Car s’il y a un sujet dans ces toiles, c’est à la manière d’un chèque en blanc que nous sommes invités à le prendre. Il est difficile de regarder ce monde en face, et Mejri semble avoir trouvé dans l’entropie quelque chose comme l’écrin idéal à ses compositions. Il n’y a qu’à tendre l’œil pour capter ce qui, au milieu des synecdoques visuelles, flottant autour des figures comme des accessoires, n’attend qu’un objet partiel ou un fragment, des jouets, des ampoules ou des armes à feu pour dire le pire. C’est du moins ce que semblent insinuer ces collisions destinées à se muer en empoignades : entre corps et bêtes en mutation, pris dans le filet des outils de surveillance, entre vols d’hélicoptères et tornades de poussière, s’échappent des corps amputées ou accouchant dans le sang des membra disjoncta. Mais Mejri conserve à ce monde ses parures symboliques. Le régime de la représentation demeure sémiotique. Nous en restons aux apprêts allégoriques d’un catalogue offert au regard, et qui le sera davantage à longue échéance. Ce n’était pas gagné.

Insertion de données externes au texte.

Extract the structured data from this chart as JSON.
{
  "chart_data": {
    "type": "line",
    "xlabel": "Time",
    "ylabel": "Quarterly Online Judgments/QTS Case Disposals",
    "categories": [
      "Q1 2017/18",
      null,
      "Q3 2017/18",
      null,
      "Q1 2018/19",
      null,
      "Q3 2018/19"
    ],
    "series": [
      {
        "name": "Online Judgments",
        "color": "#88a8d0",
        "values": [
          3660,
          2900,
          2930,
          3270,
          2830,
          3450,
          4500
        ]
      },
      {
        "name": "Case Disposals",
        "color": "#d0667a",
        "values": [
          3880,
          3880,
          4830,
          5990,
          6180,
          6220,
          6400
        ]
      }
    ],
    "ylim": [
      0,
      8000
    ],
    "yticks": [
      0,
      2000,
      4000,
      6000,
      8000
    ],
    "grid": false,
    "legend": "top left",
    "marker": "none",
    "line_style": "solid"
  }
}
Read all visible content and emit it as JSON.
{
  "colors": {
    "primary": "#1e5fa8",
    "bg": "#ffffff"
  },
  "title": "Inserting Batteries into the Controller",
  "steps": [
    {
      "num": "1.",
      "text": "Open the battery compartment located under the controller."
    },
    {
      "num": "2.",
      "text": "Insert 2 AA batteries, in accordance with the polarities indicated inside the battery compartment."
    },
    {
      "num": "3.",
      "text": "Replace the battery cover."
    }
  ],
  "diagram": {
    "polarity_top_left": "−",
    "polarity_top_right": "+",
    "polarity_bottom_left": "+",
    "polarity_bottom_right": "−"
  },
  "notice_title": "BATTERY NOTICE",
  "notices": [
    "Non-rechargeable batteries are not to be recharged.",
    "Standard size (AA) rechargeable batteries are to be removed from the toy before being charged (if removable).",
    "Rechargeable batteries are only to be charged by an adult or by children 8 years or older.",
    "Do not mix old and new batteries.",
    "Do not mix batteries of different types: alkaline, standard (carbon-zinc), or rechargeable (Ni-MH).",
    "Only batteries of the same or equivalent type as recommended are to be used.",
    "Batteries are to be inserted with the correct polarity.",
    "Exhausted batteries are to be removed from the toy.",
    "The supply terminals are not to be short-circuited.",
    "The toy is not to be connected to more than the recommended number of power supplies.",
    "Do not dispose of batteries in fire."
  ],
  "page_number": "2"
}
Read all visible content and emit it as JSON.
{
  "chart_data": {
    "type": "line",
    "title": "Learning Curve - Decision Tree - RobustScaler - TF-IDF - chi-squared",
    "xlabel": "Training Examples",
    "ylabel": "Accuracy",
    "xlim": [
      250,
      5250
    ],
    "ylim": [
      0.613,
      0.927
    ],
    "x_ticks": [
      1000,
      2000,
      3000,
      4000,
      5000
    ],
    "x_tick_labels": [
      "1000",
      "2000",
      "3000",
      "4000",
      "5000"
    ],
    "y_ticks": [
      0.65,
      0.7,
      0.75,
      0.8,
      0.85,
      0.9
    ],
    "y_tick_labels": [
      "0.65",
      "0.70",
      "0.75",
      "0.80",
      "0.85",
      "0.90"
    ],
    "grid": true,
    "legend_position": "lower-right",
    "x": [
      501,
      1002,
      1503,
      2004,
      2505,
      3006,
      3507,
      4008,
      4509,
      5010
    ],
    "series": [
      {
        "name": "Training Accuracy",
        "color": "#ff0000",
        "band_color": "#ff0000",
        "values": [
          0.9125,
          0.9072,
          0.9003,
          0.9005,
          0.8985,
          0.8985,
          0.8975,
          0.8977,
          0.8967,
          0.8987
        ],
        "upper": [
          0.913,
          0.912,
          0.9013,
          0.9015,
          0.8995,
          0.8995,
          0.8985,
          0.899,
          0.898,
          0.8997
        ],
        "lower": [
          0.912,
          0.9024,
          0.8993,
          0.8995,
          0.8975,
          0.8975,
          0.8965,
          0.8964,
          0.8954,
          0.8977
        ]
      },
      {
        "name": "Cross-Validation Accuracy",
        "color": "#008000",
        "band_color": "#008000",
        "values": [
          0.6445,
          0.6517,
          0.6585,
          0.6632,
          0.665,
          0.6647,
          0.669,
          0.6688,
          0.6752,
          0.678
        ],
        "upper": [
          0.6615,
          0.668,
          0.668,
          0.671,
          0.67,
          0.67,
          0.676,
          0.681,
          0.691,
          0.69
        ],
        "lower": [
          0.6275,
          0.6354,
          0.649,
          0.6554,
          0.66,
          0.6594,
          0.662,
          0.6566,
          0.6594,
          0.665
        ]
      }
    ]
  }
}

Et si l’on hésitait encore à cerner la faible portée de States of Exception, il faut préciser que le point de vue curatorial n’échappe pas à ce travers : il aggrave encore son cas en effaçant la peinture au profit du discours. Sans doute, est-il est une tendance fâcheuse, dont la démarche de Mejri n’est qu’un piètre exemple, à vouloir décrasser l’œil en se payant de mots, en s’élevant de métaphore en métaphore à l’intelligence du sujet, pour en compenser la pauvreté formelle. Mais là encore, s’il convoque la politique au service d’intentions explicites, il n’en reste pas moins avare en propositions parlantes. Le texte du commissaire, Mathieu Lelièvre, (qui n’en est pas à son premier coup d’essai avec le travail de Mejri) répond à ces définitions qui font mousser l’intelligence dans des plates généralités. Et s’il y a bien un regard, tout se passe comme si on n’en voyait pas le blanc de l’œil. On se raccroche alors à la virtuosité, faute d’un solide prétexte.